Muchas de las decisiones que tomamos a diario determinan el impacto de nuestra vida en el medio ambiente: ir al trabajo en coche o en bicicleta, comer un filete o un plato de garbanzos, pasarnos la tarde viendo Netflix o leyendo… Gran parte de las actividades que realizamos implican la liberación, directa o indirecta, de gases de efecto invernadero que contribuyen al cambio climático. Es lo que se conoce como huella de carbono.

Como advierte Emilio Chuvieco, de la Universidad de Alcalá, “el consumo ciudadano es el principal responsable de las emisiones de gases de efecto invernadero”. Entre el 60 y el 75 % de ellas están ligadas al transporte, la alimentación, la ropa y climatización.

¿Y de qué dependen nuestras decisiones de consumo? Nos condicionan diferentes factores sociales, económicos y culturales. Por ejemplo, se ha comprobado que el nivel de renta y el género influyen. Estudios realizados en diferentes países han detectado que la huella de carbono de los hombres es mayor que la de las mujeres.

En cualquier caso, e independientemente del género, todos los ciudadanos deberíamos reducir nuestro nivel de contaminación para cumplir con los objetivos de desarrollo sostenible y frenar el calentamiento global.

En el ámbito de la alimentación, disminuir el consumo de productos animales (como en la dieta mediterránea o en la vegana) y optar por productos locales y de temporada contribuye a reducir emisiones. También evitar el desperdicio alimentario, que podría recortar en un 23 % los gases de efecto invernadero provenientes de la agricultura y la ganadería.

Uno de los objetivos que se plantean para descarbonizar el transporte es sustituir los coches de combustión por coches eléctricos. Sin embargo, como advierte Arturo H. Ariño, de la Universidad de Navarra, estos últimos no solucionan el problema. Las mejores alternativas a los coches (ambientalmente hablando) son el transporte público, la bicicleta y los desplazamientos a pie.

Otra forma de reducir nuestra huella de carbono es limitar los viajes en avión, sobre todo los cortos. Según explica Mariano Marzo Carpio, de la Universitat de Barcelona, la intensidad en carbono de los vuelos de menos de 500 km (155 gCO2/pasajero-km) puede llegar a duplicar la de los vuelos de media y larga distancia (entre 75 y 95 gCO₂/pasajero-km).

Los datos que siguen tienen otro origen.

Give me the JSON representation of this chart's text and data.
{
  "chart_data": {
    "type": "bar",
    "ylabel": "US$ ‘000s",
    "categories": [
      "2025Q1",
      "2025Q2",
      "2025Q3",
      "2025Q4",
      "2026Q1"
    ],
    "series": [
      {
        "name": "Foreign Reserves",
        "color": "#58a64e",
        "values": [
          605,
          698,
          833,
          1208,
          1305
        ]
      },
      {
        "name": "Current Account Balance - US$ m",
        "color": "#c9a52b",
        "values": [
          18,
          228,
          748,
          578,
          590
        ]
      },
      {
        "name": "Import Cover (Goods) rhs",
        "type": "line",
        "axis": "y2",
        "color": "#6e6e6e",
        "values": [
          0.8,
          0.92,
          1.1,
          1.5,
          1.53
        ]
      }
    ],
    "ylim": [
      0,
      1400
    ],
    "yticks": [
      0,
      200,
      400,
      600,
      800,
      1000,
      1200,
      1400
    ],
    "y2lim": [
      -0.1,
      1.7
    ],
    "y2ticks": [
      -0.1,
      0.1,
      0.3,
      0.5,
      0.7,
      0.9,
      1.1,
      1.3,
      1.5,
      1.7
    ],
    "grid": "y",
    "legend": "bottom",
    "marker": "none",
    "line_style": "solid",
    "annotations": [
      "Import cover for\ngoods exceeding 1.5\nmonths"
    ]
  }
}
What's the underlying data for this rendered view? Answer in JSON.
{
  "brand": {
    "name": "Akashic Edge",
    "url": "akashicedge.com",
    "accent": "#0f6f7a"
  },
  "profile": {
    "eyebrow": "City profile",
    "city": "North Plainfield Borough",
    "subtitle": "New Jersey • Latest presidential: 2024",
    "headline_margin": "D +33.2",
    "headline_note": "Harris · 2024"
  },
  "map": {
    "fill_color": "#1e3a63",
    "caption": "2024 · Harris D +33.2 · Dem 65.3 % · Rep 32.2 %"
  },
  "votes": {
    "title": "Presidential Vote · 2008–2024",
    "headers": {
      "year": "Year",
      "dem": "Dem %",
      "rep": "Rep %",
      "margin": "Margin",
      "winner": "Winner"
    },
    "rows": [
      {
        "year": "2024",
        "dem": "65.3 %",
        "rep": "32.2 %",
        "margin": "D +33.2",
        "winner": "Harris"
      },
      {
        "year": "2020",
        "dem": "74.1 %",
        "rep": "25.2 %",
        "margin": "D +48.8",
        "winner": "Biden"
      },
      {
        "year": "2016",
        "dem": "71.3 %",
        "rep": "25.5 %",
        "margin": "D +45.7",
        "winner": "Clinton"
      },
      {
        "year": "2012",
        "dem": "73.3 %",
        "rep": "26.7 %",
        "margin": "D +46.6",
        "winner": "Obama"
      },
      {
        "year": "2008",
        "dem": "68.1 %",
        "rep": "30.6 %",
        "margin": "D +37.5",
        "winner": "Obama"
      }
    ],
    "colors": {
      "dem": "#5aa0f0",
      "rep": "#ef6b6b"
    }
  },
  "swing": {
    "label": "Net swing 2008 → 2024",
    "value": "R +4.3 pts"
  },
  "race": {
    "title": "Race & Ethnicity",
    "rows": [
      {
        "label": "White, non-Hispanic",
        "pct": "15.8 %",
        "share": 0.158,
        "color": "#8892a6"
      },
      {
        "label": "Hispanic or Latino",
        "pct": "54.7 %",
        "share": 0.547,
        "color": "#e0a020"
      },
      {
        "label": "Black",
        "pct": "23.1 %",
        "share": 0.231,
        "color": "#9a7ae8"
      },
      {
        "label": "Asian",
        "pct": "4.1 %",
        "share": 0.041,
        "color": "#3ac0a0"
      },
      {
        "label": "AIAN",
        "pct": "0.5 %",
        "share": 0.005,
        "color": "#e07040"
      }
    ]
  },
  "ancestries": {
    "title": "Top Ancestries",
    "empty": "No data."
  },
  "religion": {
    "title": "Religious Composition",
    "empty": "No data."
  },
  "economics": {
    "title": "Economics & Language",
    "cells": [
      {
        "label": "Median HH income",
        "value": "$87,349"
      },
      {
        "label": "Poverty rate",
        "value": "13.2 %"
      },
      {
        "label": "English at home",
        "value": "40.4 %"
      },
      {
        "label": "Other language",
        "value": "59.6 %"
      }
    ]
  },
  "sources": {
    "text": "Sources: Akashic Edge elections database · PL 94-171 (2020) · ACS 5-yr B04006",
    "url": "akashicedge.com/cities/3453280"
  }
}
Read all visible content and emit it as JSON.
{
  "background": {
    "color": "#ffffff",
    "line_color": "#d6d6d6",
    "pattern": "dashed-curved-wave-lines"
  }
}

Además, el funcionamiento de todos los servicios y aplicaciones que usamos en internet requiere una enorme cantidad de energía, que se traduce en emisiones. Por ejemplo, se estima que una hora de vídeo en streaming puede suponer la liberación de 55 gramos de CO₂.

Lo ideal sería que hubiese más información disponible sobre la huella de carbono de los productos y servicios para que los consumidores pudiéramos conocer su impacto climático y tomar mejores decisiones. Esperemos que en un futuro la situación cambie. Y también que las empresas se tomen más en serio su parte de responsabilidad.